Farm Bill Extended, But Many Dissatisfied
As Congress worked to come up with a last-minute fiscal cliff deal, it kicked another issue down the road: the farm bill.
Congress chose to simply extend the 2008 program, much to the disappointment of many in the agriculture community.
It largely has to do with something called Direct Payments to Farmers, which are subsidies not tied to production.
Direct payments will continue with the extension.
"Is it the program that we and most farmers wanted? Absolutely not," north country Congressman Bill Owens said.
"We've been looking to see that the margin insurance program got put in place because we think that's a better protection for farmers," Owens said.

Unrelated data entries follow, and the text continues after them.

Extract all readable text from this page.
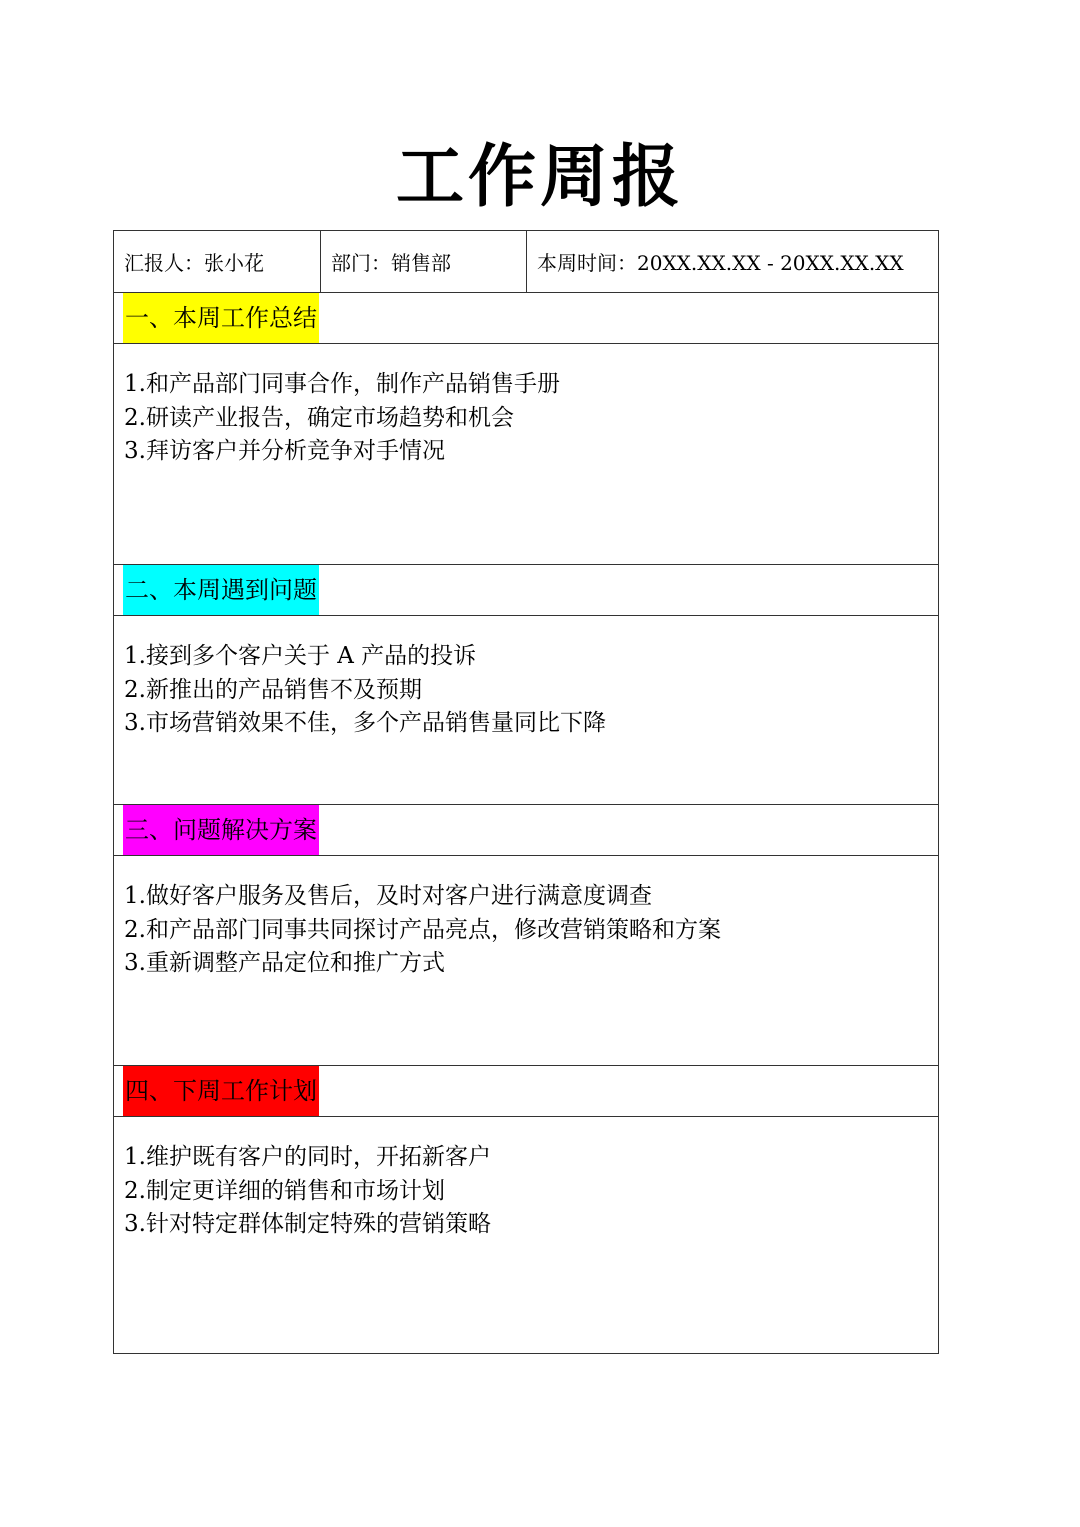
工作周报
汇报人：张小花	部门：销售部	本周时间：20XX.XX.XX - 20XX.XX.XX
一、本周工作总结
1.和产品部门同事合作，制作产品销售手册
2.研读产业报告，确定市场趋势和机会
3.拜访客户并分析竞争对手情况
二、本周遇到问题
1.接到多个客户关于 A 产品的投诉
2.新推出的产品销售不及预期
3.市场营销效果不佳，多个产品销售量同比下降
三、问题解决方案
1.做好客户服务及售后，及时对客户进行满意度调查
2.和产品部门同事共同探讨产品亮点，修改营销策略和方案
3.重新调整产品定位和推广方式
四、下周工作计划
1.维护既有客户的同时，开拓新客户
2.制定更详细的销售和市场计划
3.针对特定群体制定特殊的营销策略
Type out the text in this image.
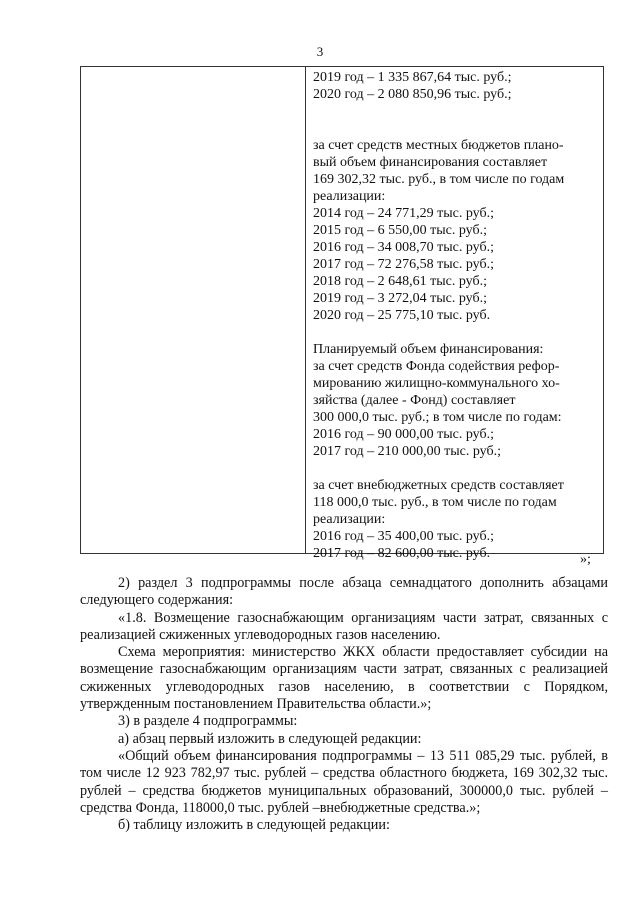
3
2019 год – 1 335 867,64 тыс. руб.;
2020 год – 2 080 850,96 тыс. руб.;
за счет средств местных бюджетов плано-
вый объем финансирования составляет
169 302,32 тыс. руб., в том числе по годам
реализации:
2014 год – 24 771,29 тыс. руб.;
2015 год – 6 550,00 тыс. руб.;
2016 год – 34 008,70 тыс. руб.;
2017 год – 72 276,58 тыс. руб.;
2018 год – 2 648,61 тыс. руб.;
2019 год – 3 272,04 тыс. руб.;
2020 год – 25 775,10 тыс. руб.
Планируемый объем финансирования:
за счет средств Фонда содействия рефор-
мированию жилищно-коммунального хо-
зяйства (далее - Фонд) составляет
300 000,0 тыс. руб.; в том числе по годам:
2016 год – 90 000,00 тыс. руб.;
2017 год – 210 000,00 тыс. руб.;
за счет внебюджетных средств составляет
118 000,0 тыс. руб., в том числе по годам
реализации:
2016 год – 35 400,00 тыс. руб.;
2017 год – 82 600,00 тыс. руб.	»;

2) раздел 3 подпрограммы после абзаца семнадцатого дополнить абзацами следующего содержания:

«1.8. Возмещение газоснабжающим организациям части затрат, связанных с реализацией сжиженных углеводородных газов населению.

Схема мероприятия: министерство ЖКХ области предоставляет субсидии на возмещение газоснабжающим организациям части затрат, связанных с реализацией сжиженных углеводородных газов населению, в соответствии с Порядком, утвержденным постановлением Правительства области.»;

3) в разделе 4 подпрограммы:

а) абзац первый изложить в следующей редакции:

«Общий объем финансирования подпрограммы – 13 511 085,29 тыс. рублей, в том числе 12 923 782,97 тыс. рублей – средства областного бюджета, 169 302,32 тыс. рублей – средства бюджетов муниципальных образований, 300000,0 тыс. рублей – средства Фонда, 118000,0 тыс. рублей –внебюджетные средства.»;

б) таблицу изложить в следующей редакции:
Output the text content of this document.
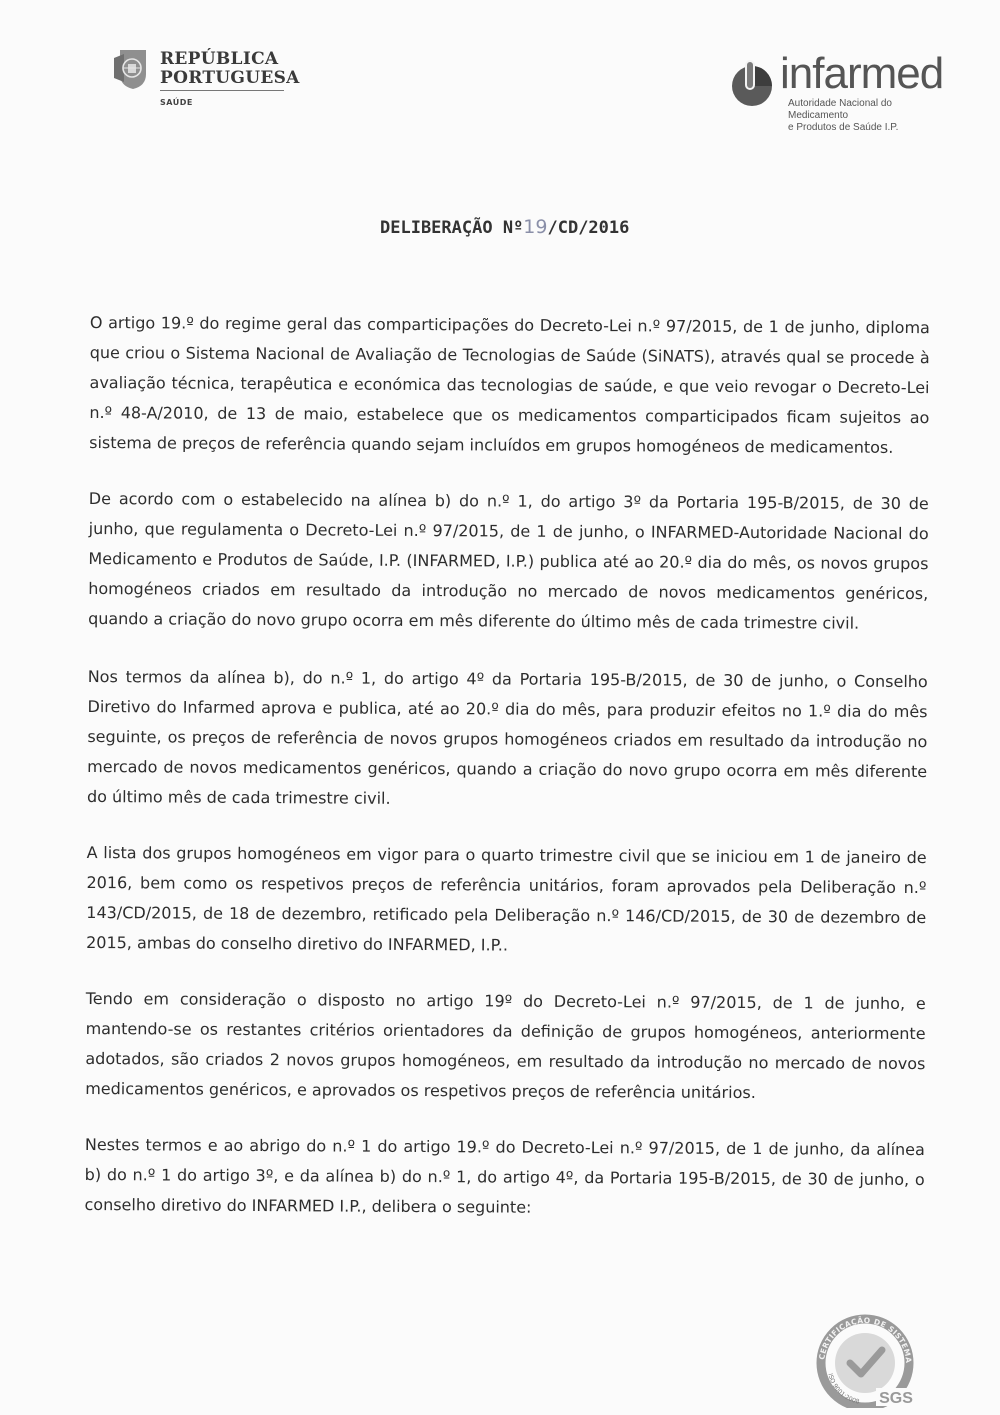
REPÚBLICA
PORTUGUESA
SAÚDE
infarmed
Autoridade Nacional do Medicamento
e Produtos de Saúde I.P.
DELIBERAÇÃO Nº19/CD/2016

O artigo 19.º do regime geral das comparticipações do Decreto-Lei n.º 97/2015, de 1 de junho, diploma que criou o Sistema Nacional de Avaliação de Tecnologias de Saúde (SiNATS), através qual se procede à avaliação técnica, terapêutica e económica das tecnologias de saúde, e que veio revogar o Decreto-Lei n.º 48-A/2010, de 13 de maio, estabelece que os medicamentos comparticipados ficam sujeitos ao sistema de preços de referência quando sejam incluídos em grupos homogéneos de medicamentos.

De acordo com o estabelecido na alínea b) do n.º 1, do artigo 3º da Portaria 195-B/2015, de 30 de junho, que regulamenta o Decreto-Lei n.º 97/2015, de 1 de junho, o INFARMED-Autoridade Nacional do Medicamento e Produtos de Saúde, I.P. (INFARMED, I.P.) publica até ao 20.º dia do mês, os novos grupos homogéneos criados em resultado da introdução no mercado de novos medicamentos genéricos, quando a criação do novo grupo ocorra em mês diferente do último mês de cada trimestre civil.

Nos termos da alínea b), do n.º 1, do artigo 4º da Portaria 195-B/2015, de 30 de junho, o Conselho Diretivo do Infarmed aprova e publica, até ao 20.º dia do mês, para produzir efeitos no 1.º dia do mês seguinte, os preços de referência de novos grupos homogéneos criados em resultado da introdução no mercado de novos medicamentos genéricos, quando a criação do novo grupo ocorra em mês diferente do último mês de cada trimestre civil.

A lista dos grupos homogéneos em vigor para o quarto trimestre civil que se iniciou em 1 de janeiro de 2016, bem como os respetivos preços de referência unitários, foram aprovados pela Deliberação n.º 143/CD/2015, de 18 de dezembro, retificado pela Deliberação n.º 146/CD/2015, de 30 de dezembro de 2015, ambas do conselho diretivo do INFARMED, I.P..

Tendo em consideração o disposto no artigo 19º do Decreto-Lei n.º 97/2015, de 1 de junho, e mantendo-se os restantes critérios orientadores da definição de grupos homogéneos, anteriormente adotados, são criados 2 novos grupos homogéneos, em resultado da introdução no mercado de novos medicamentos genéricos, e aprovados os respetivos preços de referência unitários.

Nestes termos e ao abrigo do n.º 1 do artigo 19.º do Decreto-Lei n.º 97/2015, de 1 de junho, da alínea b) do n.º 1 do artigo 3º, e da alínea b) do n.º 1, do artigo 4º, da Portaria 195-B/2015, de 30 de junho, o conselho diretivo do INFARMED I.P., delibera o seguinte:

CERTIFICAÇÃO DE SISTEMA
ISO 9001:2008 SGS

Ariane Lotti with the National Sustainable Agriculture Coalition calls it bad policy.
"It's bad policy because its disconnected from what farmers are producing and it's no longer needed," Lotti said.
Lotti says most farmers would prefer a different safety net, based on risk management.
The farm bill extension also cuts several programs such as disaster aid.
"It cut out about 20 programs that didn't have what is known as mandatory funding in the 2008 farm bill," Owens said. "So there's a significant number of programs that got cut out.
The new Congress will now have to work on crafting a new five-year farm bill.
Some agriculture leaders are worried that federal budget pressures will result in much bigger cuts.